* [PATCH net] tcp: make sure EPOLLOUT wont be missed
@ 2019-08-17 4:26 Eric Dumazet
2019-08-17 12:39 ` Soheil Hassas Yeganeh
` (3 more replies)
0 siblings, 4 replies; 7+ messages in thread
From: Eric Dumazet @ 2019-08-17 4:26 UTC (permalink / raw)
To: David S . Miller
Cc: netdev, Eric Dumazet, Soheil Hassas Yeganeh, Neal Cardwell,
Eric Dumazet, Jason Baron, Vladimir Rutsky
As Jason Baron explained in commit 790ba4566c1a ("tcp: set SOCK_NOSPACE
under memory pressure"), it is crucial we properly set SOCK_NOSPACE
when needed.
However, Jason patch had a bug, because the 'nonblocking' status
as far as sk_stream_wait_memory() is concerned is governed
by MSG_DONTWAIT flag passed at sendmsg() time :
long timeo = sock_sndtimeo(sk, flags & MSG_DONTWAIT);
So it is very possible that tcp sendmsg() calls sk_stream_wait_memory(),
and that sk_stream_wait_memory() returns -EAGAIN with SOCK_NOSPACE
cleared, if sk->sk_sndtimeo has been set to a small (but not zero)
value.
This patch removes the 'noblock' variable since we must always
set SOCK_NOSPACE if -EAGAIN is returned.
It also renames the do_nonblock label since we might reach this
code path even if we were in blocking mode.
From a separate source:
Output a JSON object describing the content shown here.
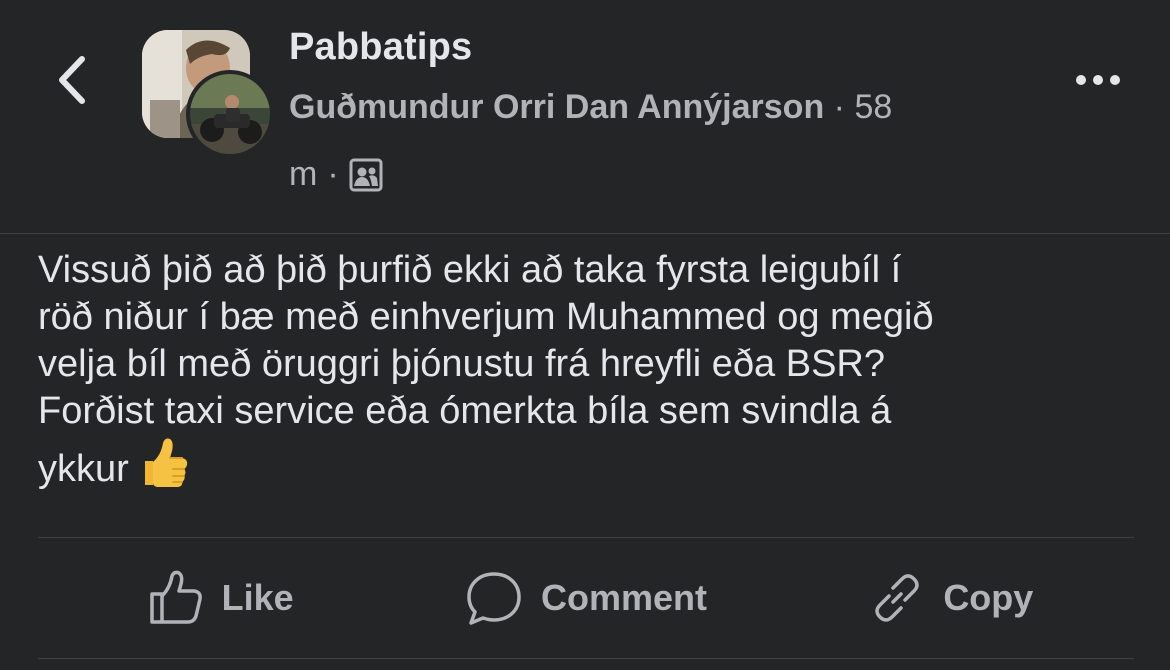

Fixes: 790ba4566c1a ("tcp: set SOCK_NOSPACE under memory pressure")
Signed-off-by: Eric Dumazet <edumazet@google.com>
Cc: Jason Baron <jbaron@akamai.com>
Reported-by: Vladimir Rutsky <rutsky@google.com>
---
net/core/stream.c | 16 +++++++++-------
1 file changed, 9 insertions(+), 7 deletions(-)
diff --git a/net/core/stream.c b/net/core/stream.c
index e94bb02a56295ec2db34ab423a8c7c890df0a696..4f1d4aa5fb38d989a9c81f32dfce3f31bbc1fa47 100644
--- a/net/core/stream.c
+++ b/net/core/stream.c
@@ -120,7 +120,6 @@ int sk_stream_wait_memory(struct sock *sk, long *timeo_p)
int err = 0;
long vm_wait = 0;
long current_timeo = *timeo_p;
- bool noblock = (*timeo_p ? false : true);
DEFINE_WAIT_FUNC(wait, woken_wake_function);
if (sk_stream_memory_free(sk))
@@ -133,11 +132,8 @@ int sk_stream_wait_memory(struct sock *sk, long *timeo_p)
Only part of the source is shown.